Theories on Artificial Expression

It is hard to write a program that invents original art. Two of the main reasons that software cannot create original expressive art are lack of context, and lack of experience.

Software lacks the ability to derive a human-like context from its surroundings. Some trivial examples are not knowing whether a flower is beautiful, or whether satire is funny. Software also does not know how to learn to understand this context, it cannot experience its surroundings in a similar fashion to that of the observer, and therefore cannot relate to the subject nor connect with the observer in any meaningful way.

AE and AI

Artificial Expression(AE) draws a parallel to Artificial Intelligence(AI), in that an artificially expressive program will display sentience relating to creating original subjective aesthetics. I explore the ideas behind these complexities, as well as techniques in use today to generate art, and set a standard to use in deciding whether a work is an artificial expression.

Deriving Meaning from an Image

Some impressive strides have been made recently in getting software to understand the stuff we throw at it. Machines were originally built to process numbers, and then text, and then visual and audio media, in that order. This evolutionary order makes sense because numbers are represented as on/off switches, text is one dimensional and can be represented numerically, and sound and image processing did not come about until more complex algorithms, digital screens and cameras, and digital speakers and microphones were invented. Machines and programs with the ability to not only operate as complex input/output devices, but to computationally derive meaning, is still in the very early scientific stages of discovery.

It is trivial to make a program to parse a sentence into words and figure out what the nouns are. Converting words to their numeric representation and looking them up in a table/dictionary is a fundamental aspect of computing and widely available. People have long since done the work to classify parts of speech and keep them in an easy-to-find list for a computer to use effectively and efficiently. However, parsing a picture and trying to find the nouns is much more complicated. There is no standard definition of what a fox looks like, and cannot simply be looked up in a table. An entire field, known as cognitive science, deals with such complexities. See the two examples below for a clearer explanation.

The quick brown fox jumps
over the lazy dog
Write a program to derive:
  • colors: brown (easy)
  • nouns: fox,dog (easy)
  • verbs: jump (easy)
  • adjectives: quick,lazy (easy)
Lithograph of two Sahara Foxes (Fennecs)
Source: ayacata7 on Flickr[1]
Write a program to derive:
  • colors: orange,brown,grey (easy)
  • nouns: foxes,grass,rocks (hard)
  • verbs: stand,hide (very hard)
  • adjectives: alert,cute (very hard)

The differences in complexity are clear, and the subjective nature of the verbs and adjectives derived from the lithograph is obvious. Not all people find foxes to be cute, and is the fox on the right hiding? Colors are adjectives, but I noted them separately to show that these are purely representable numerically, and therefore easy for software to parse.

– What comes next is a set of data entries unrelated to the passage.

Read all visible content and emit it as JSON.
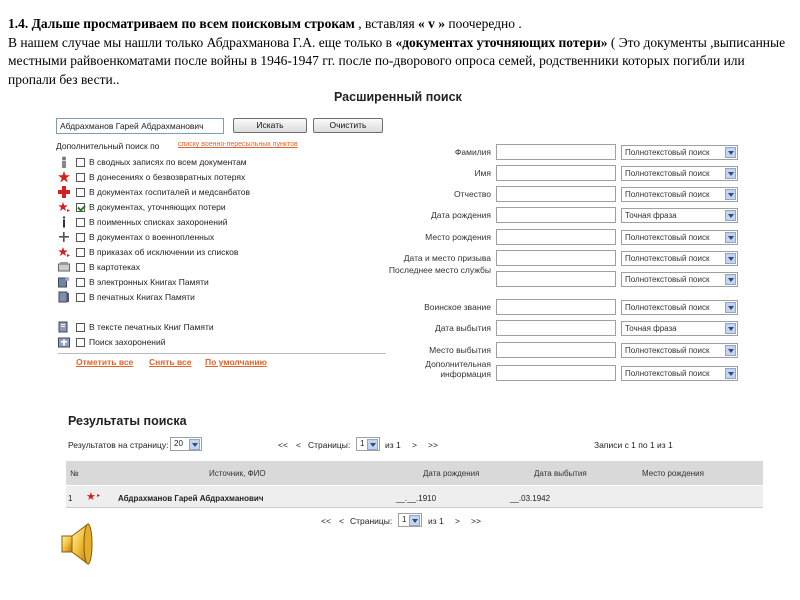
{
  "intro": {
    "line1_bold": "1.4. Дальше просматриваем по всем поисковым строкам",
    "line1_rest": " , вставляя ",
    "line1_v": "« v »",
    "line1_end": " поочередно .",
    "line2_a": " В нашем случае мы нашли только Абдрахманова Г.А. еще только в ",
    "line2_bold": "«документах уточняющих потери»",
    "line2_b": " ( Это документы ,выписанные местными  райвоенкоматами после войны в 1946-1947 гг.  после по-дворового опроса семей, родственники которых погибли или пропали без вести.."
  },
  "search": {
    "heading": "Расширенный поиск",
    "query_value": "Абдрахманов Гарей Абдрахманович",
    "search_button": "Искать",
    "clear_button": "Очистить",
    "additional_label": "Дополнительный поиск по",
    "additional_link": "спискy военно-пересыльных пунктов"
  },
  "sources": [
    {
      "label": "В сводных записях по всем документам",
      "checked": false,
      "icon": "soldier-icon"
    },
    {
      "label": "В донесениях о безвозвратных потерях",
      "checked": false,
      "icon": "red-star-icon"
    },
    {
      "label": "В документах госпиталей и медсанбатов",
      "checked": false,
      "icon": "red-cross-icon"
    },
    {
      "label": "В документах, уточняющих потери",
      "checked": true,
      "icon": "star-arrow-icon"
    },
    {
      "label": "В поименных списках захоронений",
      "checked": false,
      "icon": "monument-icon"
    },
    {
      "label": "В документах о военнопленных",
      "checked": false,
      "icon": "plane-icon"
    },
    {
      "label": "В приказах об исключении из списков",
      "checked": false,
      "icon": "star-arrow-icon"
    },
    {
      "label": "В картотеках",
      "checked": false,
      "icon": "card-file-icon"
    },
    {
      "label": "В электронных Книгах Памяти",
      "checked": false,
      "icon": "ebook-icon"
    },
    {
      "label": "В печатных Книгах Памяти",
      "checked": false,
      "icon": "book-icon"
    },
    {
      "label": "В тексте печатных Книг Памяти",
      "checked": false,
      "icon": "book-text-icon"
    },
    {
      "label": "Поиск захоронений",
      "checked": false,
      "icon": "grave-icon"
    }
  ],
  "bulk_links": {
    "mark_all": "Отметить все",
    "unmark_all": "Снять все",
    "default": "По умолчанию"
  },
  "fields": [
    {
      "label": "Фамилия",
      "mode": "Полнотекстовый поиск"
    },
    {
      "label": "Имя",
      "mode": "Полнотекстовый поиск"
    },
    {
      "label": "Отчество",
      "mode": "Полнотекстовый поиск"
    },
    {
      "label": "Дата рождения",
      "mode": "Точная фраза"
    },
    {
      "label": "Место рождения",
      "mode": "Полнотекстовый поиск"
    },
    {
      "label": "Дата и место призыва",
      "mode": "Полнотекстовый поиск"
    },
    {
      "label": "Последнее место службы",
      "mode": "Полнотекстовый поиск"
    },
    {
      "label": "Воинское звание",
      "mode": "Полнотекстовый поиск"
    },
    {
      "label": "Дата выбытия",
      "mode": "Точная фраза"
    },
    {
      "label": "Место выбытия",
      "mode": "Полнотекстовый поиск"
    },
    {
      "label": "Дополнительная информация",
      "mode": "Полнотекстовый поиск"
    }
  ],
  "results": {
    "title": "Результаты поиска",
    "per_page_label": "Результатов на страницу:",
    "per_page_value": "20",
    "first": "<<",
    "prev": "<",
    "pages_label": "Страницы:",
    "page_value": "1",
    "of_label": "из 1",
    "next": ">",
    "last": ">>",
    "records_info": "Записи с 1 по 1 из 1",
    "columns": {
      "num": "№",
      "source": "Источник, ФИО",
      "birth_date": "Дата рождения",
      "leave_date": "Дата выбытия",
      "birth_place": "Место рождения"
    },
    "rows": [
      {
        "num": "1",
        "name": "Абдрахманов Гарей Абдрахманович",
        "birth_date": "__.__.1910",
        "leave_date": "__.03.1942",
        "birth_place": ""
      }
    ]
  },
  "colors": {
    "link": "#e4632a",
    "star": "#d42020",
    "header_bg": "#d9d9d9"
  }
}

Not to fret, this task is being worked on by very smart people. Since people enjoy photographing and creating and describing things so much, we can use shortcuts to semantically derive meaning from images paired with captions. See Google image search [2][3]. Indeed, as programs become better at deriving contextual meaning from language, all the existing treatise on imagery will be automatically inheritable knowledge to the same programs, even if they are merely referenced and not parsed directly. A program capable of accurately comprehending the snippet “The following is a picture of a very cute fox <some picture>”, without delving into the actual content of <some picture>, can still make the appropriate association for reference.

There is also an emerging type of technology, called Reverse Image Search[4], which is becoming more accurate. It uses the same methods of semantic association as above, combined with advanced combinations of algorithms, to deduce image similarities. While the search program does not understand the meaning behind what is being fetched, the trajectory of the technology can be forecast, and beyond improving the search this is the next step.

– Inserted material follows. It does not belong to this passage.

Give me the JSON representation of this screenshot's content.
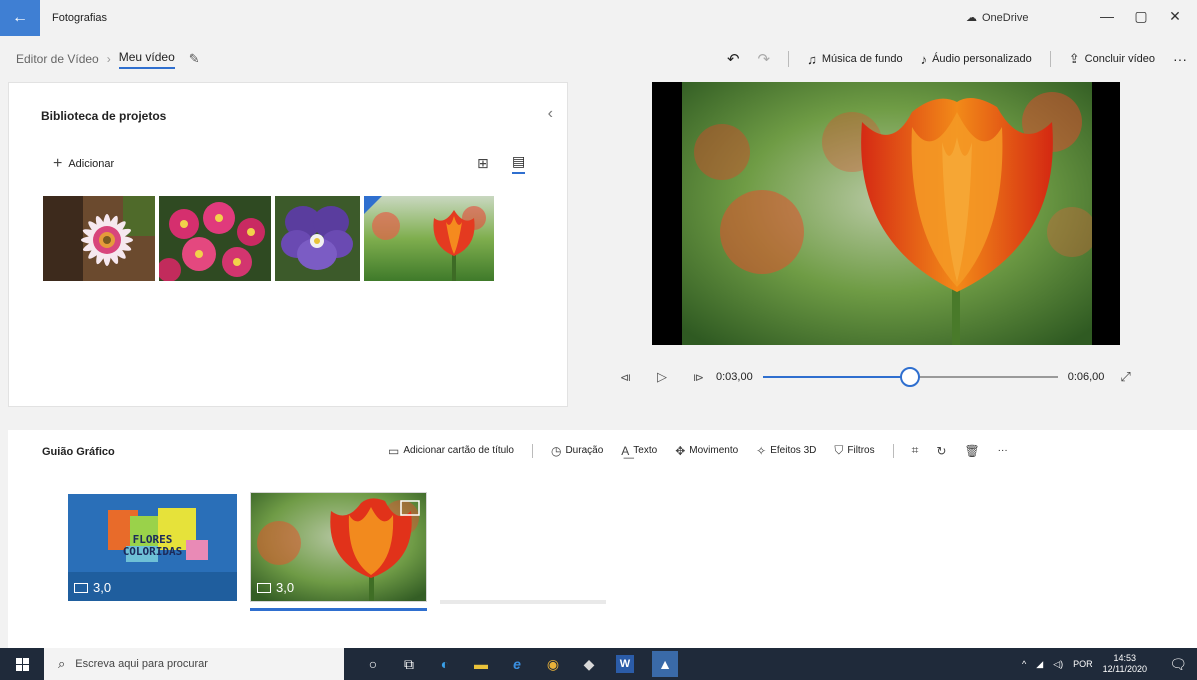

Starting Backwards - Learning from Patterns

Before creating original works, AE must be able to appreciate works created by other artists. Some key aspects of recognizing original and pleasing artwork involve pattern recognition and memory association.

People are very creative, and are very good at finding patterns. Software is not. A programmer must specifically dictate the patterns software should find in a given text or image. One of my university professors, Paliath Narendran, wrote a proof[5] that finding arbitrary patterns in sets of numbers is NP-Complete (Mostly meaning it is impossible to solve using known programming techniques).

Find the pattern in 2, 4, 8, 16, 32, 64 … (easy). Find the pattern in 1, 0, 2, -1, 3, -2, 4, -3, 5 … (medium). Find the pattern in 2, 3, 0, 1, 6, 7, 4, 5, 10 … (hard[6]). Generating complexity is easy, compared to sorting through it. Cellular automata is an excellent example of this. Simple rules can unleash massive complexity. To take a slice of time out of a cellular automata and matching it to its parameters is no simple task.

Cellular Automata - Math.sin(x^y)*Math.cos(x&y)

Cellular Automata - Math.sin(x^y)*Math.tan(x|y)

Cellular Automata - Math.tan(x^y)*Math.cos(x&y)

The complexities generated by a set of simple rules can quickly grow into seemingly pure abstraction. A hallmark of expression is to show this complexity, yet still relate to the subject. If I draw a portrait of a fox, the entropy generated from my amateur pencil strokes may deviate my result significantly from the subject, but another person will still be able to look at the work and say “Oh, a fox”. That is how we demonstrate our amazing pattern recognition abilities. Any AE must be able to do the same.

Bias and Randomness

Think of a random number between one and ten. Is it really random? Probably not. Sorry to tell you, but you are probably not very good at choosing purely random numbers, because (no offense) you are biased and therefore predictable when it comes to picking numbers. For example, your favorite number might be seven, and maybe you won’t choose seven because you subconsciously don’t consider it random enough, and that is bias.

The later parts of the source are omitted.